The Strait is the real prize
The real pressure point is the Strait of Hormuz. Before the war, about a fifth of global oil and LNG moved through it; now it is the centerpiece of the bargain, with Iran seeking recognition of its control over transit and the US demanding the waterway reopen freely (
BBC;
Al Jazeera). Al Jazeera reported that the mooted memorandum would give the sides 30 to 60 days to settle the harder nuclear issues after an initial political understanding, including steps on shipping and frozen Iranian assets (
Al Jazeera).
That arrangement favors both sides in narrow ways. Washington gets a staged deal that can be sold as de-escalation without immediate capitulation.

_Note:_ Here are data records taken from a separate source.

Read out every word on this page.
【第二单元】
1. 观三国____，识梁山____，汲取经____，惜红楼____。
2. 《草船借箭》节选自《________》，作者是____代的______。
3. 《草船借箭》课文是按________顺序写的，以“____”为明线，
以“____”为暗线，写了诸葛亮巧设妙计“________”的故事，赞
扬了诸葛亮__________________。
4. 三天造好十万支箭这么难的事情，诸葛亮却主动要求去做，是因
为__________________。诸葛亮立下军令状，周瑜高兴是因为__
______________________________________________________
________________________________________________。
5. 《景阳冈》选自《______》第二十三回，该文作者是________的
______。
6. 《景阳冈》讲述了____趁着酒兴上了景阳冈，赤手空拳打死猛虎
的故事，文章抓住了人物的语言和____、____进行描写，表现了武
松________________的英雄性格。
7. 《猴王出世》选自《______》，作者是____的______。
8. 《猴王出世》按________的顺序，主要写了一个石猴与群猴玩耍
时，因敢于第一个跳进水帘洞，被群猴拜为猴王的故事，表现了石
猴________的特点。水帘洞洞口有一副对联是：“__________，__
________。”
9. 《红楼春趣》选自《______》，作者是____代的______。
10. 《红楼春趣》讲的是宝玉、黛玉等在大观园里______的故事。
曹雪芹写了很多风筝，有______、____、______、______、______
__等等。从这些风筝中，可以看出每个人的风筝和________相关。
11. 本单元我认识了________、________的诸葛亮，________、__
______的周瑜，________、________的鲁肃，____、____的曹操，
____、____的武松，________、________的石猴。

Tehran gets time, relief from immediate attack pressure, and a chance to convert maritime leverage into sanctions and cash concessions. The losers are the energy market and anyone assuming the conflict is near closure; even a partial deal still leaves the hardest issues unresolved, and both sides are already framing the next round as a test of resolve rather than compromise (
Reuters;
BBC).
What to watch next
The next decision point is whether the Qatar channel produces a written framework in the next few days. Rubio has effectively set that clock, and Iran has already warned against expectations of a quick breakthrough (
Al Jazeera;
BBC). Watch for three things: whether the US pauses strikes, whether Tehran signals any movement on the Strait, and whether the deal remains a narrow ceasefire-and-transit understanding or expands into nuclear terms. Until that is clear, the leverage is with the side willing to keep both war and diplomacy in play.